The Politics of SALT

(Joshua Roberts/Reuters)

Before skipping town on Thursday afternoon, the House of Representatives passed a bill to lift the $10,000 cap on state and local income taxes (SALT) that may be deducted from income for federal tax purposes.

The cap, which was imposed with the passage of the 2017 Tax Cuts and Jobs Act, would be raised in 2019 and eliminated in 2020 and 2021. The bill would also raise the top tax rate from 37 percent to 39.6 percent for six years in order to pay for two years of eliminating the cap.
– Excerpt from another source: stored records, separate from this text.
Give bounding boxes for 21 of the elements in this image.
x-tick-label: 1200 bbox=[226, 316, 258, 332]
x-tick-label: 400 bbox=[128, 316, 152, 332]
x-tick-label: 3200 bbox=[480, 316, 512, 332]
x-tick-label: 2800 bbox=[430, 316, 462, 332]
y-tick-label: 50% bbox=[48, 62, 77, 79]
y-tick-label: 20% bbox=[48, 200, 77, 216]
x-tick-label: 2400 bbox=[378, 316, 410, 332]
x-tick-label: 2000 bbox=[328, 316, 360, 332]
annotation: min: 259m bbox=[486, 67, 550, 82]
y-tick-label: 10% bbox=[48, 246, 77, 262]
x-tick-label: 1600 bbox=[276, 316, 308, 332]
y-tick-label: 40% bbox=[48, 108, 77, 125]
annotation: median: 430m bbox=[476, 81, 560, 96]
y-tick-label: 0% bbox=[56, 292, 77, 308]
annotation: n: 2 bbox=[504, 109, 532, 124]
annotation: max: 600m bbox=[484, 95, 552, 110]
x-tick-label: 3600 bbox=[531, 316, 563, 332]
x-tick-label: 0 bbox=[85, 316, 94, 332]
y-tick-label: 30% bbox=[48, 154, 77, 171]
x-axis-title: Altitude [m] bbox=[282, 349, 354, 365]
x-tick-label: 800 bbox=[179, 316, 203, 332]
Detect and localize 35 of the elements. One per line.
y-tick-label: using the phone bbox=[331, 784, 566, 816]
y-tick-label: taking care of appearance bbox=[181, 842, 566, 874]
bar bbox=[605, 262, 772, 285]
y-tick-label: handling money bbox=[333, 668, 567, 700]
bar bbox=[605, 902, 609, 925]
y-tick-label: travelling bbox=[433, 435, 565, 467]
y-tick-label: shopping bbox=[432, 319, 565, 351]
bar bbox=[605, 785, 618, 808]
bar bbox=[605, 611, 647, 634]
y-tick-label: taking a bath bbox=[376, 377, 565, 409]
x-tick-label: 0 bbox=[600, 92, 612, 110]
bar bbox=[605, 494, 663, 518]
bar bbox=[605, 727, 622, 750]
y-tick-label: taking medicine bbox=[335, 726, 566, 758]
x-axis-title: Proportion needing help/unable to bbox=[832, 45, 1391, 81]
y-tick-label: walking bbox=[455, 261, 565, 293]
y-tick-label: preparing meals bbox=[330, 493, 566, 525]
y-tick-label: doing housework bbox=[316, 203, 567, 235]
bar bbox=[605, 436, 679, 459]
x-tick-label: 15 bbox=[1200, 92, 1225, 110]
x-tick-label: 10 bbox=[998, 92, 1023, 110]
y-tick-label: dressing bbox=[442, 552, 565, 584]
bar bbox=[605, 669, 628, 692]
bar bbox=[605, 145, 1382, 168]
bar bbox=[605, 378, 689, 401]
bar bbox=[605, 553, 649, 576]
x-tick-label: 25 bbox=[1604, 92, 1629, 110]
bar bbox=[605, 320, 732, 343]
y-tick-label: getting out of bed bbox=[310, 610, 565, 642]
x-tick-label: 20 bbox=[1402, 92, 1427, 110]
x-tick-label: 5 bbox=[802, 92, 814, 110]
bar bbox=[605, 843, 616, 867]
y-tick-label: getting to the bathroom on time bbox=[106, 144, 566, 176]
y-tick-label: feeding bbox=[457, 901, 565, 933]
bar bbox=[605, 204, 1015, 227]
The measure passed 218–206, but there were more Democratic defectors than GOP supporters. The five Republicans who supported it were all from high-tax districts in New York, New Jersey, or Pennsylvania, while the 16 Democrats mostly represented states with a low cost of living (such as Oklahoma or Utah) or states that don’t levy an income tax (such as Nevada or New Hampshire). A few staunch left-wingers, including Alexandria Ocasio-Cortez of New York and Mark Pocan of Wisconsin, also opposed the measure. 

The bill won’t go anywhere in the Republican Senate in 2020, and the number of Democratic defections suggest that whatever SALT relief a unified Democratic Congress might pass in the future would be more limited than what the House passed on Thursday.